Die eine Theorie besagt, dass dieses Geräusch von Kieselsteinen herrührt, die durch die Kraft der Wellen, wenn diese am Strand brechen, aneinandergeschleudert werden. Ich kannte dieses Geräusch auch schon vom Schnorcheln, aber dass ein so scharfes Knacken und Prasseln dabei erzeugt wird, das wollte ich nicht glauben.

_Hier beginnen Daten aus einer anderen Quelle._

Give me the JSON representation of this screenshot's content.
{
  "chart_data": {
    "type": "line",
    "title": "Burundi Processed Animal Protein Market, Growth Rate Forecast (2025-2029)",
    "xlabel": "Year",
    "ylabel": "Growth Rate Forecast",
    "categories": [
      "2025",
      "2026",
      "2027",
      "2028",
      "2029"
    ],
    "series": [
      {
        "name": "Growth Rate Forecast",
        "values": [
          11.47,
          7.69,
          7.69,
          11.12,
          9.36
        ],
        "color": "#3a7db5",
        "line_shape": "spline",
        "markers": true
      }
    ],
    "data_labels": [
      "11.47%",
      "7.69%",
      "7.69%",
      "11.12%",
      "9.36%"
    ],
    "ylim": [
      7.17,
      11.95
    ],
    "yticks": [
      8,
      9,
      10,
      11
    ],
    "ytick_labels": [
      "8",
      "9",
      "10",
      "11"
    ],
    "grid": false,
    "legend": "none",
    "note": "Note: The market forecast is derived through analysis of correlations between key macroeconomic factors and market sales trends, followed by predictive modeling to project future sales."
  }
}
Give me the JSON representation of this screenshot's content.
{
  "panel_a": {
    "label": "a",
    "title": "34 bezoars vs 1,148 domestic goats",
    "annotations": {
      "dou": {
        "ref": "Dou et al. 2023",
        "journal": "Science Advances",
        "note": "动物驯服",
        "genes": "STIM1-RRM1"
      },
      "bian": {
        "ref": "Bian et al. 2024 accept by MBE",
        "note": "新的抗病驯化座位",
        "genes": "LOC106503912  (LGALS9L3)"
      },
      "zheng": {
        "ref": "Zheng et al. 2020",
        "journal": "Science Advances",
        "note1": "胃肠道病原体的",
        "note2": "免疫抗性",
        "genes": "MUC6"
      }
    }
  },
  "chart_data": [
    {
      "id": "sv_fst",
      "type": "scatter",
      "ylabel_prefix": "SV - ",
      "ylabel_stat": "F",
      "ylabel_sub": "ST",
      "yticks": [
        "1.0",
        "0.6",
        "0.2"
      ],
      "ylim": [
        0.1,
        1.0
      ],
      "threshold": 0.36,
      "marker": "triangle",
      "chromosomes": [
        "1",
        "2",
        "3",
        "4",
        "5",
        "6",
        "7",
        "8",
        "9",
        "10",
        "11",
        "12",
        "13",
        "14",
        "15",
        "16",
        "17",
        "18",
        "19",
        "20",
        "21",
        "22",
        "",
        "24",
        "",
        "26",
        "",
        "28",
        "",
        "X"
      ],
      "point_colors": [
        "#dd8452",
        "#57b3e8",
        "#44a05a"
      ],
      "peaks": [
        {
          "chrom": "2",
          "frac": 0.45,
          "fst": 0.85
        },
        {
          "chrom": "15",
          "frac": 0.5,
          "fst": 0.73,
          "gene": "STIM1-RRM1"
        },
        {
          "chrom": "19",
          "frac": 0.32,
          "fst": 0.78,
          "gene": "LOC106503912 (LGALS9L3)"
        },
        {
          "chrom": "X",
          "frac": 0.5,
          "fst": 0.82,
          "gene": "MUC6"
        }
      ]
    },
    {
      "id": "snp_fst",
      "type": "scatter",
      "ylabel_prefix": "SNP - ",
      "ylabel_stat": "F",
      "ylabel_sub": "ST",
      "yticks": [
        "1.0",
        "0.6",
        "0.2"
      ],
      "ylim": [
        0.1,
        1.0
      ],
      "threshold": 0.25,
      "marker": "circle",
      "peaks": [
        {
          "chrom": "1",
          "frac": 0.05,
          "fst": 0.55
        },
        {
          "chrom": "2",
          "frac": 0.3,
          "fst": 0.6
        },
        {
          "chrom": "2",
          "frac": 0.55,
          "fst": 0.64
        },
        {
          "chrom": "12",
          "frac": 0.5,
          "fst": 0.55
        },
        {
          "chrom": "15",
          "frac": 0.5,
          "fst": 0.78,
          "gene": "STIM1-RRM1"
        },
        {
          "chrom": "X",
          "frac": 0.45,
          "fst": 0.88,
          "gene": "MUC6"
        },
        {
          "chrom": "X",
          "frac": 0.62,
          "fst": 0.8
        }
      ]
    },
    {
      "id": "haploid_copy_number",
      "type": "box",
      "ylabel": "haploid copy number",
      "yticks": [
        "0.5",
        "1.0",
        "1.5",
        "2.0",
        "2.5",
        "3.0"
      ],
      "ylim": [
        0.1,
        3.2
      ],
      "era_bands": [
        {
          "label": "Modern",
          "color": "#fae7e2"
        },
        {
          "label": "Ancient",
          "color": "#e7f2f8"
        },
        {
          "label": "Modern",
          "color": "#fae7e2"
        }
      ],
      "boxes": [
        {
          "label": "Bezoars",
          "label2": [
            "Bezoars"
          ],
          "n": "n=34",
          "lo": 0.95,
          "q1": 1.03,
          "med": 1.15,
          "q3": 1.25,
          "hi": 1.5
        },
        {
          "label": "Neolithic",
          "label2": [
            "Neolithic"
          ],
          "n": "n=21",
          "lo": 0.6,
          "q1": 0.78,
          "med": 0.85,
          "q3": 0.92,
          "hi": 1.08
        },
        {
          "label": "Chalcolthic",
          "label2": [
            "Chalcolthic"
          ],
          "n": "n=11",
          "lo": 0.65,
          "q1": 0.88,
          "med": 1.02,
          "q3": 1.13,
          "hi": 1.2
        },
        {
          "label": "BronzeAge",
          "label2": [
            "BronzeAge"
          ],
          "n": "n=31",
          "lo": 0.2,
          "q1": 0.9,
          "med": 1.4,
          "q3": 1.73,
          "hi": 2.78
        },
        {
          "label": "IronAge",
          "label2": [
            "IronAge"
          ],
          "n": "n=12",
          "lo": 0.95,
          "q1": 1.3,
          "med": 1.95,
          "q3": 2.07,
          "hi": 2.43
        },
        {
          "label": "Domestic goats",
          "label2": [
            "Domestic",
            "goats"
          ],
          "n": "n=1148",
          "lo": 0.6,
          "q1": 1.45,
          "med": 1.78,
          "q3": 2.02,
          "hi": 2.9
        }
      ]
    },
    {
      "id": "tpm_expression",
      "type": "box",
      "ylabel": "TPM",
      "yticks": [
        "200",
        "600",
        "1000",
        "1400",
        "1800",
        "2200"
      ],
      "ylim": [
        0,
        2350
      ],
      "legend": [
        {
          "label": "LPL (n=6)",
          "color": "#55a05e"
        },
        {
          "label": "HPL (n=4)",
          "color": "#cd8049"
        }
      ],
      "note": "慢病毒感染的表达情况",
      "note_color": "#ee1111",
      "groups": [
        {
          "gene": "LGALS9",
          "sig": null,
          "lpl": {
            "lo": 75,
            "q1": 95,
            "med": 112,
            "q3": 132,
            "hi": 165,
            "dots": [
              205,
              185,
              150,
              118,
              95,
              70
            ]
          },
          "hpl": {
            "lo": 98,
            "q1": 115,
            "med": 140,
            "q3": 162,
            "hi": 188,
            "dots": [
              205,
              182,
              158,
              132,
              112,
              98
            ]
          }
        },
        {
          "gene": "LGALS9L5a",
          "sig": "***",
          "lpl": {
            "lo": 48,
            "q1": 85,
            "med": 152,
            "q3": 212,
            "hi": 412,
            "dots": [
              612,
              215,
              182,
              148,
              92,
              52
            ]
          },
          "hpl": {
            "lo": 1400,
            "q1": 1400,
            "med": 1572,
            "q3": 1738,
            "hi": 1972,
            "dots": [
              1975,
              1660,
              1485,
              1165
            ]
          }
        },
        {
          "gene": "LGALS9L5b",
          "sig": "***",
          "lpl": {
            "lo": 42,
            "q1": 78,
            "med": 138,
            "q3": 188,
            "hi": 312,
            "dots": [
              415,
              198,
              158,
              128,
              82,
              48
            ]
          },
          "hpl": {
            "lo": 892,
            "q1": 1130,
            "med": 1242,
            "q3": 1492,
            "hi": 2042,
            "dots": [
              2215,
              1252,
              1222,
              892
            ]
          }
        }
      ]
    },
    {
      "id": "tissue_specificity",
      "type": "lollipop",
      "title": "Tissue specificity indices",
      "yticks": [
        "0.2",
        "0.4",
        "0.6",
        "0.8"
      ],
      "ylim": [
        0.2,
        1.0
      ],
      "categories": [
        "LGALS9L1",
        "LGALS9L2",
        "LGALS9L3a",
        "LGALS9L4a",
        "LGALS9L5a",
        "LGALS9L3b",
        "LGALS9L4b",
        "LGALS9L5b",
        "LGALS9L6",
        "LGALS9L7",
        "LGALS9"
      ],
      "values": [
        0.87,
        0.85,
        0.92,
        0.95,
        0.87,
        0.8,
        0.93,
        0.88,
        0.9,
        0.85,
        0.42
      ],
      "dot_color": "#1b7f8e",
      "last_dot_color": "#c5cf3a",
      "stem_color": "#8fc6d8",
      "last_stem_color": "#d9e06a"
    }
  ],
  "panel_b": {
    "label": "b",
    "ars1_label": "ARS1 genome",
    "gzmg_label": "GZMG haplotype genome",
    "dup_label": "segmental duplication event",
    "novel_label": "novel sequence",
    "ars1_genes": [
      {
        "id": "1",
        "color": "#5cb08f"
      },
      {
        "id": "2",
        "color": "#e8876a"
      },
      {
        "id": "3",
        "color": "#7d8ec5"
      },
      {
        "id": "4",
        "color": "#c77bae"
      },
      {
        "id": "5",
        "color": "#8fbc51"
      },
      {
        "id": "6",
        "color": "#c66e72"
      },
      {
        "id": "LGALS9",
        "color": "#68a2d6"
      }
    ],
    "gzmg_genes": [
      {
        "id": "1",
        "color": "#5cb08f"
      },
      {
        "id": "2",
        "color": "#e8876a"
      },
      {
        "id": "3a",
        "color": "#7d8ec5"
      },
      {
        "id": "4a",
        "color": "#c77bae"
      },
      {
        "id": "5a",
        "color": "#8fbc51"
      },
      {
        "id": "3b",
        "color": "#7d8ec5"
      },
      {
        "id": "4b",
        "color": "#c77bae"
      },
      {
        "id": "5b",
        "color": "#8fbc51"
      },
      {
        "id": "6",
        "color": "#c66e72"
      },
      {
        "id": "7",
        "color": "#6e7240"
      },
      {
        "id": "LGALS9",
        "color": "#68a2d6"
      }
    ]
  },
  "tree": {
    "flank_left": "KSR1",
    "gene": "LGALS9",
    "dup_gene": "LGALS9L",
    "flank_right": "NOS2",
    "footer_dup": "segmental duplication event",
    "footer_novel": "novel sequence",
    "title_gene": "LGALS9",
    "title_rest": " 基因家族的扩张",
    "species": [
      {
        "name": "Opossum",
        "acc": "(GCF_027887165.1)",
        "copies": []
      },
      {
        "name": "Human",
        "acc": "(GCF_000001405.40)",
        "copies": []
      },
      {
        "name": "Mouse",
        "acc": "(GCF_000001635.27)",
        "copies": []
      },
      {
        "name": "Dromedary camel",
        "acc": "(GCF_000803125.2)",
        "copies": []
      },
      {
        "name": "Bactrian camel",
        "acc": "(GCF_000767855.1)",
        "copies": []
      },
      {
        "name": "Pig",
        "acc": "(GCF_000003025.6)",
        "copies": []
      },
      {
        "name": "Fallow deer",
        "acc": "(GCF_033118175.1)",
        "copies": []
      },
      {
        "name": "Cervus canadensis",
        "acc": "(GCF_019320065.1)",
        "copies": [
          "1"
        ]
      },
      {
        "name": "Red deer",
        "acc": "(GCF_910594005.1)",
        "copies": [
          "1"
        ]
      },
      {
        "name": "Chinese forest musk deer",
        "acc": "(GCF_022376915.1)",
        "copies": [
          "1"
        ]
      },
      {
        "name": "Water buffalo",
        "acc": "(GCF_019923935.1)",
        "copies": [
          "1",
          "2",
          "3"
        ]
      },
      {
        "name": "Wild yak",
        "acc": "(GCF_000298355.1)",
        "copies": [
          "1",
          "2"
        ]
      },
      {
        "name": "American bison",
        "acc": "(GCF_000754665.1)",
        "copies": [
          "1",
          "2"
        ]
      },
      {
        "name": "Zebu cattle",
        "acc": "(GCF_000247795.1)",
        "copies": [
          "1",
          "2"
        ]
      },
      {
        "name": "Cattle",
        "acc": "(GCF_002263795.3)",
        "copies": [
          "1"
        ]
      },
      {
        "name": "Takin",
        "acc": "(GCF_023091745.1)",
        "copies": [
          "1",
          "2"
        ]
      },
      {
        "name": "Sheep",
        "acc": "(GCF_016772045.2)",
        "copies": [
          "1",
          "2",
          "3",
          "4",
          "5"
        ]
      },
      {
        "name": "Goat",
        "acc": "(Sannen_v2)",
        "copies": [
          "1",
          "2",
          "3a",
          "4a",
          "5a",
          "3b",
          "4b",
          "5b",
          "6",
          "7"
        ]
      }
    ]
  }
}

Ein anderer Erklärungsversuch, der mir persönlich auch plausibler vorkommt, ist jener, der den so genannten Pistolenkrebs für diesen Lärm verantwortlich macht.

Alpheus heterochaelis

Die "Waffe" der etwa daumengroßen Pistolenkrebse ist eine kräftige Knallschere an einem ihrer Vorderbeine. Sie ist halb so lang wie das Tier, besitzt einen großen beweglichen Zahn und am gegenüberliegenden Scherenteil eine Grube. Zum "Schießen" spannt der Krebs den Mechanismus und lässt dann die Scherenhälften mit einer Irrsinnsgeschwindigkeit zuschnappen. Der dabei erzeugte Knall erreicht einen Lärmpegel von der Stärke eines startenden Düsenjets.
Aufnahmen mit einer Hochgeschwindigkeitskamera zeigten, dass aber nicht das Zuschnappen den Knall erzeugt. An der Scherenspitze entsteht vielmehr eine so genannte Kavitationsblase. Diese Luftblasen sind aus der Physik bekannt. Sie entstehen dort, wo Unterdruck herrscht. Während der Krebs nun die Schere zuschnappen lässt, wird in Verlängerung der Schere ein Wasserstrahl mit Hochgeschwindigkeit ausgestoßen. Gleichzeitig entsteht eine kleine Kavitationsblase und implodiert mit dem lauten Knall. Die Pistolenkrebse betäuben mit ihrem Schuss Beutetiere oder verteidigen sich gegen Feinde. Die Männchen fechten mit ihrer Waffe untereinander aus, wer der Stärkere ist.

Also wenn es beim nächsten Törn wieder mal an der Bordwand knistert, weiß ich, dass da draußen wieder eine wilde Schießerei im Gange ist und ich bleibe in Deckung!